We came across an issue with Tungsten replicator where it was incorrectly interpreting multi-byte characters. After some deeper investigation, it looks like it’s not an issue with Tungsten, but with the way data is being written to the binlogs by MySQL. The following illustrates the problem:

I created a table in mysql (Percona 5.6). The default character set of the server is latin1. It has row level logging.

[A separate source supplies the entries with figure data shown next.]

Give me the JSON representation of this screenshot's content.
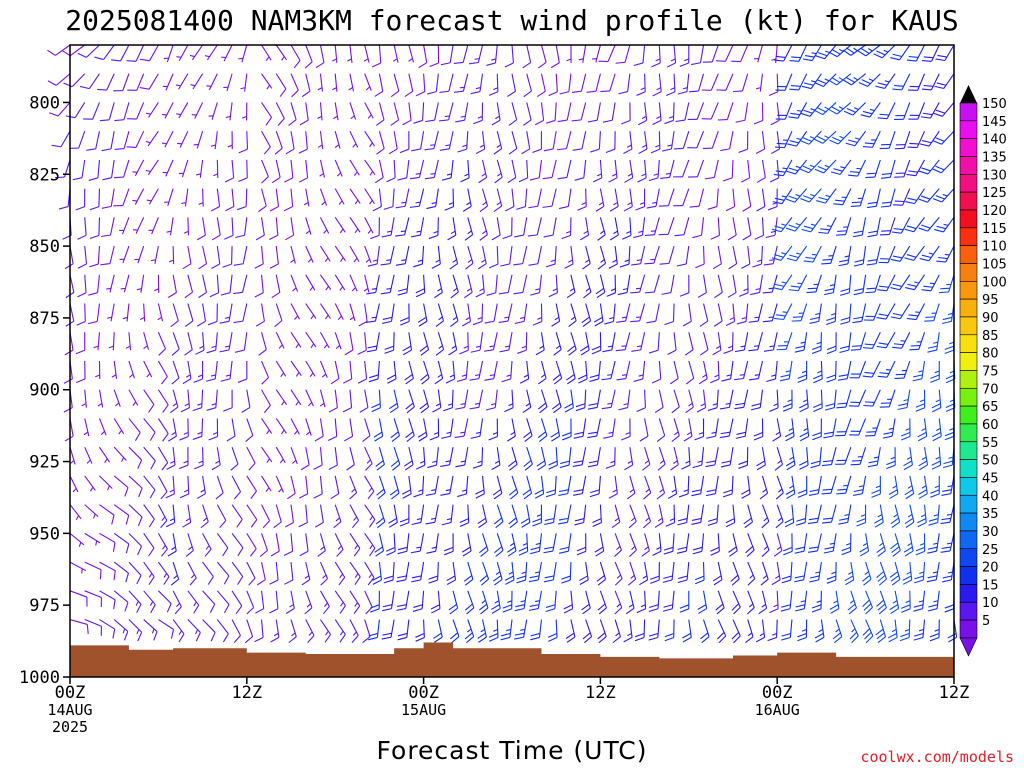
{
  "chart_data": {
    "type": "wind_barb_profile",
    "title": "2025081400 NAM3KM forecast wind profile (kt) for KAUS",
    "xlabel": "Forecast Time (UTC)",
    "ylabel": "",
    "y_axis": {
      "scale": "linear",
      "inverted": true,
      "ylim": [
        1000,
        780
      ],
      "ticks": [
        800,
        825,
        850,
        875,
        900,
        925,
        950,
        975,
        1000
      ]
    },
    "x_axis": {
      "xlim_hours": [
        0,
        60
      ],
      "ticks": [
        {
          "hour": 0,
          "line1": "00Z",
          "line2": "14AUG",
          "line3": "2025"
        },
        {
          "hour": 12,
          "line1": "12Z",
          "line2": "",
          "line3": ""
        },
        {
          "hour": 24,
          "line1": "00Z",
          "line2": "15AUG",
          "line3": ""
        },
        {
          "hour": 36,
          "line1": "12Z",
          "line2": "",
          "line3": ""
        },
        {
          "hour": 48,
          "line1": "00Z",
          "line2": "16AUG",
          "line3": ""
        },
        {
          "hour": 60,
          "line1": "12Z",
          "line2": "",
          "line3": ""
        }
      ]
    },
    "colorbar": {
      "unit": "kt",
      "levels": [
        5,
        10,
        15,
        20,
        25,
        30,
        35,
        40,
        45,
        50,
        55,
        60,
        65,
        70,
        75,
        80,
        85,
        90,
        95,
        100,
        105,
        110,
        115,
        120,
        125,
        130,
        135,
        140,
        145,
        150
      ],
      "colors": [
        "#7a10e8",
        "#5a18f0",
        "#2a1af0",
        "#1030f0",
        "#1048f0",
        "#1068f0",
        "#1088f0",
        "#10a8f0",
        "#10c8e8",
        "#10e0c8",
        "#20e890",
        "#30ec50",
        "#40ee20",
        "#78f010",
        "#b0f010",
        "#f0f010",
        "#f8e010",
        "#f8c810",
        "#f8b010",
        "#f89810",
        "#f88010",
        "#f86010",
        "#f83010",
        "#f01020",
        "#f01050",
        "#f01080",
        "#f010a8",
        "#f010d0",
        "#e810f0",
        "#c810f0"
      ]
    },
    "surface_pressure": {
      "color": "#a0522d",
      "hours": [
        0,
        4,
        7,
        12,
        16,
        22,
        24,
        26,
        32,
        36,
        40,
        45,
        48,
        52,
        60
      ],
      "pressure_hpa": [
        989,
        990.5,
        990,
        991.5,
        992,
        990,
        988,
        990,
        992,
        993,
        993.5,
        992.5,
        991.5,
        993,
        993
      ]
    },
    "wind_levels_hpa": [
      780,
      790,
      800,
      810,
      820,
      830,
      840,
      850,
      860,
      870,
      880,
      890,
      900,
      910,
      920,
      930,
      940,
      950,
      960,
      970,
      980
    ],
    "wind_hours_step": 1,
    "wind_regimes": [
      {
        "hours": [
          0,
          6
        ],
        "upper_dir": 220,
        "lower_dir": 120,
        "upper_speed": 8,
        "lower_speed": 10
      },
      {
        "hours": [
          6,
          12
        ],
        "upper_dir": 200,
        "lower_dir": 150,
        "upper_speed": 6,
        "lower_speed": 14
      },
      {
        "hours": [
          12,
          20
        ],
        "upper_dir": 160,
        "lower_dir": 160,
        "upper_speed": 5,
        "lower_speed": 12
      },
      {
        "hours": [
          20,
          36
        ],
        "upper_dir": 180,
        "lower_dir": 175,
        "upper_speed": 10,
        "lower_speed": 22
      },
      {
        "hours": [
          36,
          48
        ],
        "upper_dir": 190,
        "lower_dir": 170,
        "upper_speed": 10,
        "lower_speed": 18
      },
      {
        "hours": [
          48,
          60
        ],
        "upper_dir": 220,
        "lower_dir": 170,
        "upper_speed": 22,
        "lower_speed": 25
      }
    ]
  },
  "credit": "coolwx.com/models"
}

create table mt_test(machine_name varchar(64) CHARACTER SET utf8 COLLATE utf8_unicode_ci DEFAULT NULL) default charset=utf8;

I did a setnames and ran an insert of a right-hand upper quote (unicode hex=E28099):

mysql> set names utf8;
mysql> insert into mt_test select machine_name from play_wide where id=13130;

Here we confirm the value of the quote:

mysql> select machine_name, hex(substring(machine_name,8,1)) from mt_test;
| machine_name | hex(substring(machine_name,8,1)) |
| Treessa’s MacBook Pro |E28099 |
±---------------------------------+ ----------------------------------+

For reference:

mysql> show variables like ‘%char%’;
| Variable_name | Value |
| character_set_client | utf8 |
| character_set_connection | utf8 |
| character_set_database | latin1 |
| character_set_filesystem | binary |
| character_set_results | utf8 |
| character_set_server | latin1 |
| character_set_system | utf8 |
| character_sets_dir | /usr/share/mysql/charsets/ |

But in the binlog I see the character misinterpreted as though it were latin1 where the unicode bytes get split into 3 separate characters:

/!\C utf8 //!/;
SET @@session.character_set_client=33,@@session.collation_connection=33,@@session.collation_server=8/!/;

at 1010181

#170317 19:13:39 server id 18913 end_log_pos 1010239 CRC32 0x061bfc35 Table_map: usage_data.mt_test mapped to number 96

at 1010239

#170317 19:13:39 server id 18913 end_log_pos 1010299 CRC32 0xe903ce6f Write_rows: table id 96 flags: STMT_END_F

INSERT INTO usage_data.mt_test


@1=‘Treessaâ<80><99>s MacBook Pro’

I’ve tried various permutations of configuration settings and table settings, but can’t seem to make the log write the correct value. Note that the OS locale is UTF8. Any ideas of how this can be controlled?